Cluster synchronization settings
Use NodeSync or the OpsCenter Repair Service to maintain cluster synchronization.
For clusters running DataStax Enterprise (DSE) 6.0 or greater, the built-in NodeSync feature eliminates the need to run the OpsCenter Repair Service. For clusters running versions earlier than DSE 6.0, run the Repair Service to maintain cluster synchronization. NodeSync reduces operator complexity and is the recommended solution for cluster synchronization.
NodeSync settings
Enable NodeSync for all relevant keyspaces and tables, and configure the synchronization rate.

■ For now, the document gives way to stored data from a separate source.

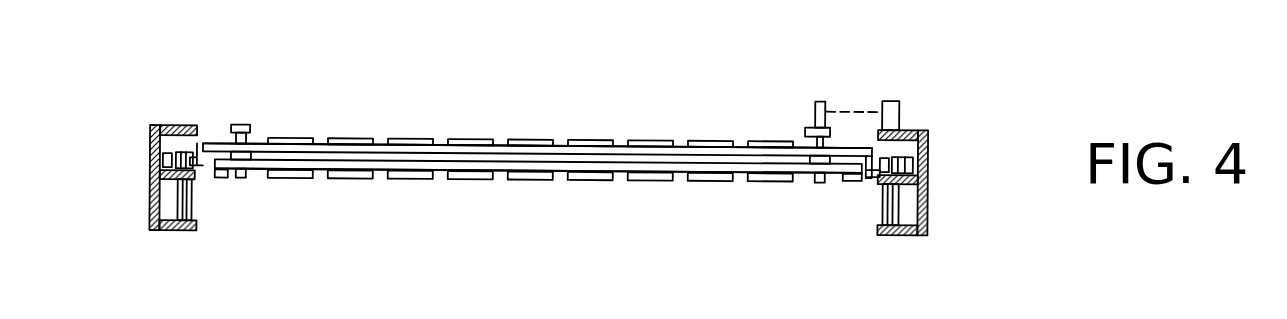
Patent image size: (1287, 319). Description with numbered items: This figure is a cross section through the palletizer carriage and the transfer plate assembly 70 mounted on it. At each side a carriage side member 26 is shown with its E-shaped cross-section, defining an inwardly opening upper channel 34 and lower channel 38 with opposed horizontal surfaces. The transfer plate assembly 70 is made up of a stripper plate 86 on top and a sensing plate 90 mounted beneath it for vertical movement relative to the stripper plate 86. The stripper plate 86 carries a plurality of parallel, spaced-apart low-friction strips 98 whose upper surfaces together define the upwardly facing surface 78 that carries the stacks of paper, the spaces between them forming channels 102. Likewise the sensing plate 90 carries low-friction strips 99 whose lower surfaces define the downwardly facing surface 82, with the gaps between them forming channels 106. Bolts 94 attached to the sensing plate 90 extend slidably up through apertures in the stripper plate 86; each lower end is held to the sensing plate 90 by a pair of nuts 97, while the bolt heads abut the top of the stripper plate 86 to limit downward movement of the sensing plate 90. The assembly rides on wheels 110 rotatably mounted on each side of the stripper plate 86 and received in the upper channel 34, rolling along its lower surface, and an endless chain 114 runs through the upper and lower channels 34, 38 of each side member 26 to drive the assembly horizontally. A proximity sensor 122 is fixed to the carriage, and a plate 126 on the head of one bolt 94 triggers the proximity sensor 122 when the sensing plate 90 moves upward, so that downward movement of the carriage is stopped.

The transfer plate assembly 70 is at (599, 139).
The upwardly facing surface 78 is at (581, 139).
The downwardly facing surface 82 is at (589, 180).
The stripper plate 86 is at (318, 141).
The sensing plate 90 is at (313, 178).
The low-friction strips 98 is at (604, 139).
The channels 102 is at (518, 138).
The low-friction strips 99 is at (513, 178).
The channels 106 is at (747, 175).
The bolts 94 is at (246, 124).
The nuts 97 is at (253, 178).
The side members 26 is at (150, 138).
The upper channel 34 is at (174, 134).
The lower channel 38 is at (177, 225).
The wheels 110 is at (152, 160).
The endless chain 114 is at (191, 203).
The proximity sensor 122 is at (894, 110).
The plate 126 is at (826, 108).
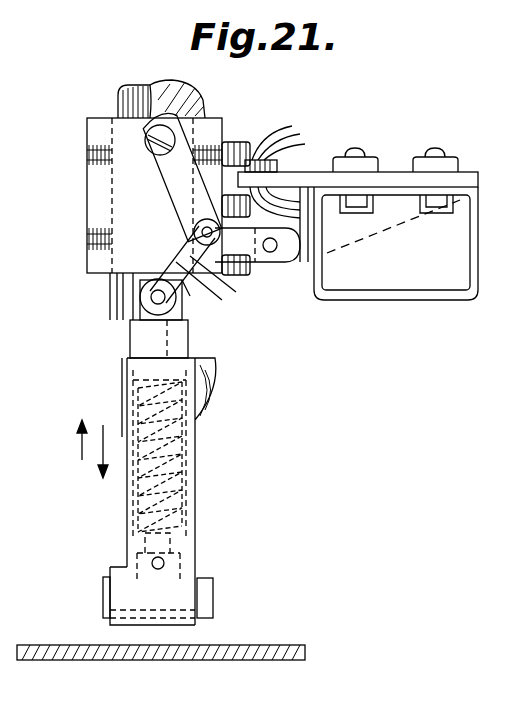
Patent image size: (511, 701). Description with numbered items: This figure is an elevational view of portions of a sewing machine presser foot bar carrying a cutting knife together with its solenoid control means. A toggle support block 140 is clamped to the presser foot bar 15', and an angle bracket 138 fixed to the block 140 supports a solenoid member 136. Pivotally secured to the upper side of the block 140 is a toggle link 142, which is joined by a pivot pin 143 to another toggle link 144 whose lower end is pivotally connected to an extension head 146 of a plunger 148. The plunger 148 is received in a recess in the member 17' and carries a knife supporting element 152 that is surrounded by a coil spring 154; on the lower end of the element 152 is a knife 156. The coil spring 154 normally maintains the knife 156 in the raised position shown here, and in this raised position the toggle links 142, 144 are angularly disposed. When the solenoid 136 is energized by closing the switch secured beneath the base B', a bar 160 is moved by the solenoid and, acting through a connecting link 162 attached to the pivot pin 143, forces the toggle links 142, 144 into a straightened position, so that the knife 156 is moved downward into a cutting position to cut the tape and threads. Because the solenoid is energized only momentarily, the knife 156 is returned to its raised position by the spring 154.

The presser foot bar 15' is at (179, 99).
The member 17' is at (184, 491).
The solenoid member 136 is at (418, 272).
The angle bracket 138 is at (312, 173).
The toggle support block 140 is at (125, 190).
The toggle link 142 is at (178, 181).
The pivot pin 143 is at (200, 233).
The toggle link 144 is at (195, 270).
The extension head 146 is at (143, 306).
The plunger 148 is at (187, 342).
The knife supporting element 152 is at (190, 462).
The coil spring 154 is at (178, 490).
The knife 156 is at (205, 590).
The bar 160 is at (307, 252).
The connecting link 162 is at (258, 176).
The base B' is at (161, 634).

Ensure that NodeSync is enabled for all relevant keyspaces and tables through the OpsCenter interface. Monitor NodeSync status and potentially configure the NodeSync rate to ensure that synchronization happens in time allotted by the NodeSync deadline.
Repair Service settings
Use the Repair Service to run repair operations across nodes and their replicas.

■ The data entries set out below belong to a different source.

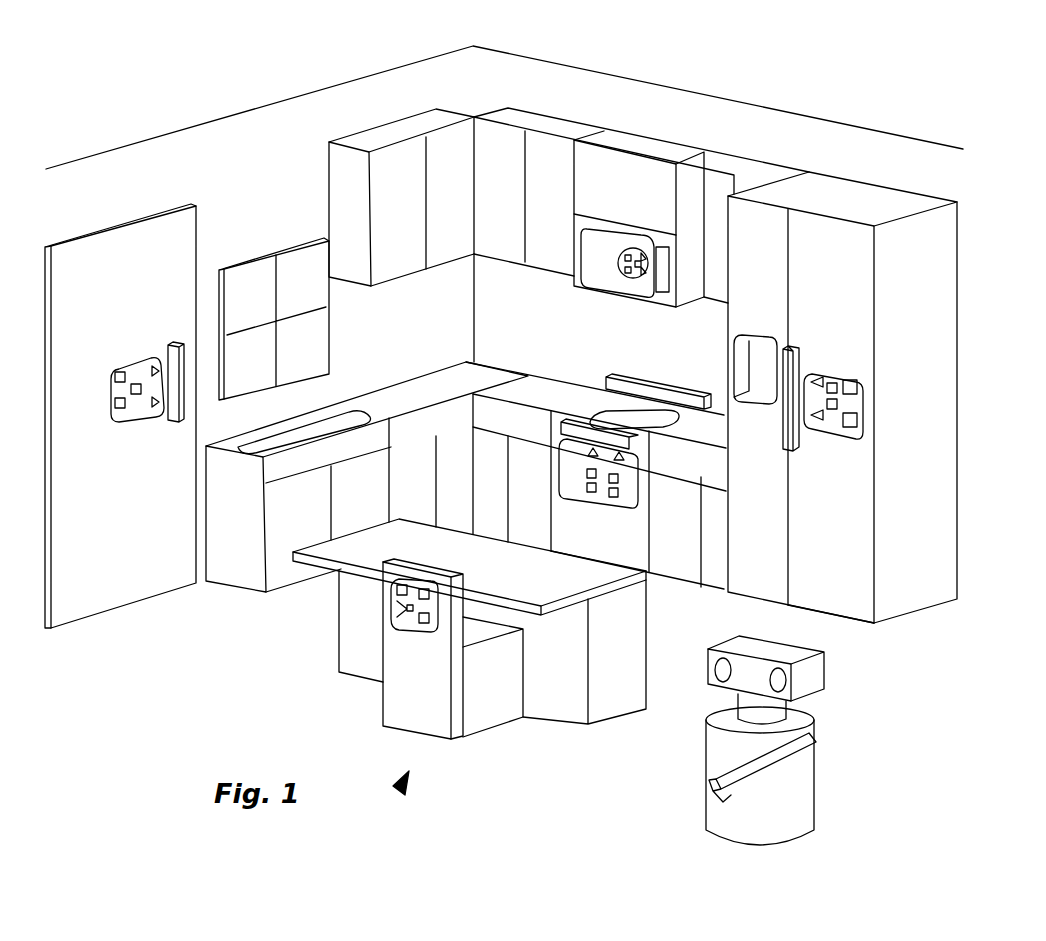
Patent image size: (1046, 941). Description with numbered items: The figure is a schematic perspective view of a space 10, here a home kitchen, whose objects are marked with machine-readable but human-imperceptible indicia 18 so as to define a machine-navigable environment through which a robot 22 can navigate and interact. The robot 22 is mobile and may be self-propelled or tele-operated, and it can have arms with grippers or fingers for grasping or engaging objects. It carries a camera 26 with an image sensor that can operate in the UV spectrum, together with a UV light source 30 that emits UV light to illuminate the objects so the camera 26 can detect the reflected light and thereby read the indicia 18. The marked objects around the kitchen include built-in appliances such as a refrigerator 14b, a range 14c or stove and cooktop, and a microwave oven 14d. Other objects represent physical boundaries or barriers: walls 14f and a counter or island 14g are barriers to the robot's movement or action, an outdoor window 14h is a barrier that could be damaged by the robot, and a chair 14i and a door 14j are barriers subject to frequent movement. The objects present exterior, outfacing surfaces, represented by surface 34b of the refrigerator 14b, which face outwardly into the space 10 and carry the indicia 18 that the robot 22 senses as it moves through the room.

The space 10 is at (398, 795).
The refrigerator 14b is at (817, 195).
The range 14c is at (623, 530).
The microwave oven 14d is at (617, 237).
The wall 14f is at (218, 162).
The counter or island 14g is at (608, 698).
The outdoor window 14h is at (295, 280).
The chair 14i is at (457, 710).
The door 14j is at (83, 555).
The indicia 18 is at (110, 392).
The robot 22 is at (769, 763).
The camera 26 is at (722, 671).
The UV light source 30 is at (777, 681).
The exterior outfacing surface 34b is at (830, 577).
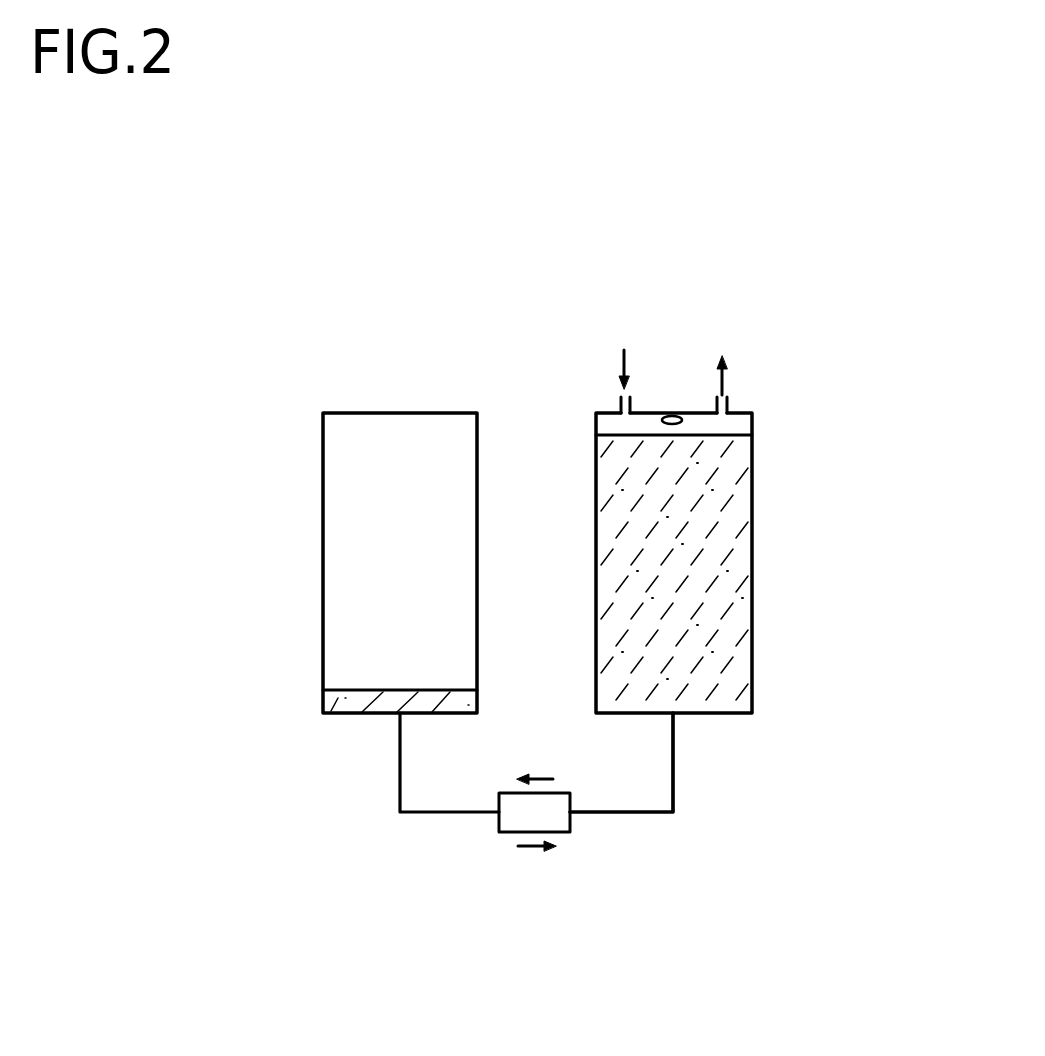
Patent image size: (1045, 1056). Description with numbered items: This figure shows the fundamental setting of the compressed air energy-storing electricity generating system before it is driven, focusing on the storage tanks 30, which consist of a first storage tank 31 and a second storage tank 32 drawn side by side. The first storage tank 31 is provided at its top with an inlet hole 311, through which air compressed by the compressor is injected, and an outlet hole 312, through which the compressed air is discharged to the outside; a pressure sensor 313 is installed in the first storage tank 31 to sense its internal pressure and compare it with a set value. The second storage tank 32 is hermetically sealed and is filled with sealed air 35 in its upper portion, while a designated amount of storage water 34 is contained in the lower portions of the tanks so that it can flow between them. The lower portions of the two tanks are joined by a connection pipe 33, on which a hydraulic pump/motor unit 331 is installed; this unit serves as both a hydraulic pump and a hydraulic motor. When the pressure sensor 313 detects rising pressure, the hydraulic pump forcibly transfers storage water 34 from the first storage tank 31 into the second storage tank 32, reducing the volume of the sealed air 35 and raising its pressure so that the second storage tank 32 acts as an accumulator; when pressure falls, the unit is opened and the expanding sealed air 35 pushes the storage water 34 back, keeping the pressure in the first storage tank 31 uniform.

The storage tanks 30 is at (390, 380).
The first storage tank 31 is at (752, 517).
The inlet hole 311 is at (620, 402).
The outlet hole 312 is at (727, 405).
The pressure sensor 313 is at (665, 412).
The second storage tank 32 is at (323, 487).
The connection pipe 33 is at (675, 769).
The hydraulic pump/motor unit 331 is at (558, 833).
The storage water 34 is at (732, 610).
The sealed air 35 is at (343, 592).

When enabled, the Repair Service runs repair operations, which synchronize the most current data across nodes and their replicas, including repairing any corrupted data encountered at the file system level. Once enabled, the Repair Service resumes running where it left off. If this behavior is not desired (for example, when altering tokenranges_partitions), stop and start the Repair Service in the OpsCenter interface to restart synchronization.
Ensure that you are running the latest OpsCenter patch version (6.7.x, 6.5.x) when running the Repair Service. Nodes managed by OpsCenter 6.5.x must be running DSE 5.0.7 or later, and nodes managed by Opscenter 6.7.x must be running DSE 5.1.x or later.
Parallel repair operations
Setting the maximum for parallel subrange repairs property controls how many repair operations are issued to the cluster in parallel. This number is computed automatically by dividing the number of nodes by the largest replication factor of any keyspace in the cluster included in the Repair Service. The automatic calculation ensures nodes do not receive multiple repair requests.
This value might need to be tuned manually when keyspaces with a high replication factors exist. However, modifying this value might result in multiple repair requests being sent to a node.
However, ensure that the maximum for parallel subrange repairs is not being automatically calculated to a very low value. This automatic calculation is typically caused by having a keyspace in a cluster with a high replication factor.
Slower repairs
Slowing the progression of the Repair Service might benefit clusters that have a limited amount of data, but can reduce the impact of the Repair Service.
Consider the following advanced Repair Service configurations:
- Increasing the min_repair_time property (by doubling it or more) allows more time to pass between Repair Service requests.
- Increasing the time_to_completion_target_percentage throttle property (from current value up to 100) further slows Repair Service tasks.
Faster repairs
Increasing the speed of the Repair Service progression is necessary when a cluster is large or dense, which requires the Repair Service to run more quickly to synchronize the cluster. Increasing the Repair Service speed will increase the load on a cluster due to the increased synchronization activities.
Consider the following changes to increase the speed of the Repair Service:
- Enabling distributed subrange repairs can increase throughput when repairing large clusters (100+ nodes).
- Decreasing the min_repair_time property (can be as low as 0) shortens the amount of time between Repair Service tasks.
- Decreasing the time_to_completion_target_percentage throttle property (can be as low as 0) increases the speed of Repair Service tasks.